SadaNews - La "Maison des esclaves" sur l'île de Gorée au Sénégal demeure un témoin vivant d'un des chapitres les plus sombres de l'histoire humaine, car elle était un centre de rassemblement des Africains et de leur expédition forcée à travers l'Atlantique vers l'esclavage dans le Nouveau Monde.

Cette île, située au large de la capitale Dakar, a joué un rôle central dans le commerce des esclaves à travers l'océan Atlantique, du 15ème au 19ème siècle, avec des millions d'Africains emmenés vers le continent américain. Aujourd'hui, cette île est un symbole mondial de cette tragédie humaine.

Gorée... cette main noire que la nature a tendue entre les rives des vagues vertes, avant d'être irriguée par des vagues de larmes, et de s'élever contre les peaux noires de ceux qui la traversaient, des sages, des enfants et des femmes, sous les coups des blancs négriers qui ont établi les fondements des économies occidentales, enrichissant des peuples et des personnes à partir de listes de la faim et des larmes des esclaves africains, dont une grande partie a traversé les vagues de Gorée, avec des navires voguant dans l'oubli, avant de les jeter dans le dernier repos de la douleur, et le point le plus éloigné de leur lieu de naissance, comme l'a documenté le rapport du correspondant d'Al Jazeera, Amin Habla.

L'île a été classée au patrimoine mondial de l'UNESCO depuis 1978, et depuis des décennies, elle est devenue une partie essentielle des ressources touristiques au Sénégal, attirant chaque jour des centaines de touristes, stimulant une activité économique continue qui profite à l’économie du pays et aux habitants du village (île), qui ne dépassent pas 1200 habitants, vivant des souvenirs de larmes et des vestiges du chemin de l'esclavage, ainsi que de l'argent abondant que cela génère, et des histoires et informations douloureuses sur les millions qui ont traversé les vagues sous le fouet de l'homme blanc.
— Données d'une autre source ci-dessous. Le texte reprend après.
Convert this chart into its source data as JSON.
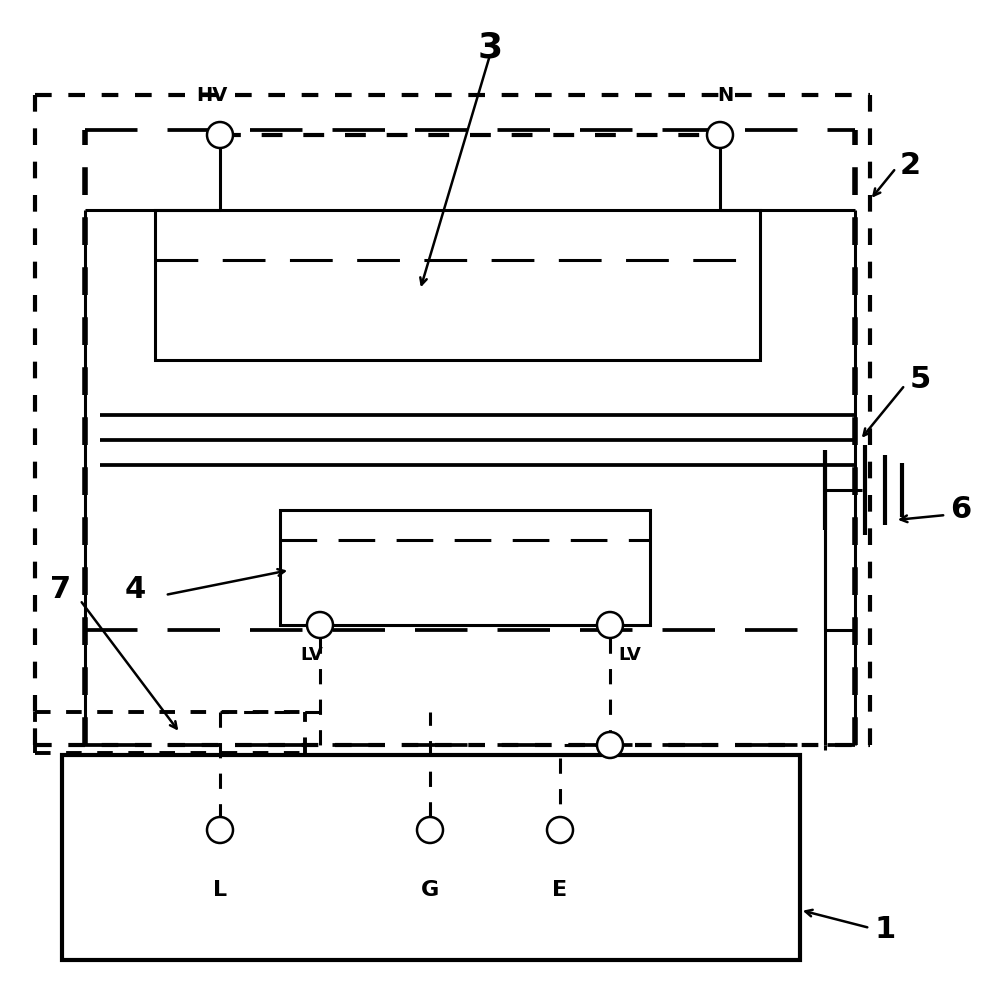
{
  "fig_width": 9.97,
  "fig_height": 10.0,
  "bg_color": "#ffffff",
  "line_color": "#000000",
  "label_1": "1",
  "label_2": "2",
  "label_3": "3",
  "label_4": "4",
  "label_5": "5",
  "label_6": "6",
  "label_7": "7",
  "label_HV": "HV",
  "label_N": "N",
  "label_LV1": "LV",
  "label_LV2": "LV",
  "label_L": "L",
  "label_G": "G",
  "label_E": "E",
  "lw_thick": 3.0,
  "lw_med": 2.2,
  "lw_thin": 1.8,
  "lw_arrow": 1.8
}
Un champ de bataille européen

Les Portugais ont dépouillé leurs habits sur la plage de Gorée en l'an 1444, marquant ainsi les premières griffes de la traite négrière européenne sur cette île paisible. Il ne s'était pas écoulé 6 ans depuis leur arrivée dans ce coin marin, qu'ils y établirent un centre commercial et une église dont la première messe fut célébrée en 1450. Puis vint l'époque des Portugais, et les Néerlandais prirent possession de l'île en 1617, avant que les Ottomans, les Britanniques puis les Français ne s’emparent tour à tour de cette île pendant 4 siècles, aboutissant à un contrôle total des Français depuis 1817.

En raison du rôle de Gorée dans le commerce des esclaves, étant le port le plus proche des États-Unis, à moins de 8 000 milles marins, elle est devenue un champ de rivalité et de compétition entre les puissances coloniales qui échangèrent le contrôle de l'île 17 fois.

Les Français furent les plus chanceux, ayant étendu leur contrôle sur l'île pendant plus de deux siècles. La période de domination occidentale sur l'île a été marquée par des voyages douloureux, transférant rois, esclaves, savants, enfants et guerriers enchaînés, traités comme du bétail.

La douloureuse ironie est que les siècles d'horreur noire de l'île de Gorée se produisaient au cœur des Lumières européennes et du progrès de la pensée occidentale vers la démocratie et les droits de l'homme, dont la signification et la liberté diminuent, à moins qu'elle ne soit européenne, colonisée, conquérante ou négrière.

L'avocat sénégalais Alioune Tine - dans une interview avec Al Jazeera - considère que Gorée représente l'une des histoires les plus atroces du changement civilisateur dans l'histoire, où les navires européens ont terrorisé et transporté les Africains vers les fermes, les champs, les mines et les usines occidentales, mettant en place leur révolution industrielle sur les peaux africaines.

Tine perçoit cette période comme celle où nous avons atteint le fond du traitement envers l'homme africain et sa dignité, lorsque beaucoup ne le considéraient pas comme un être humain. C'est la nature du colonialisme, car le colonialisme - selon ses mots - est toujours domination, changement d'identités, de noms, de langues, de cultures, et c'est pourquoi il est, comme l'esclavage, considéré comme un crime contre l'humanité.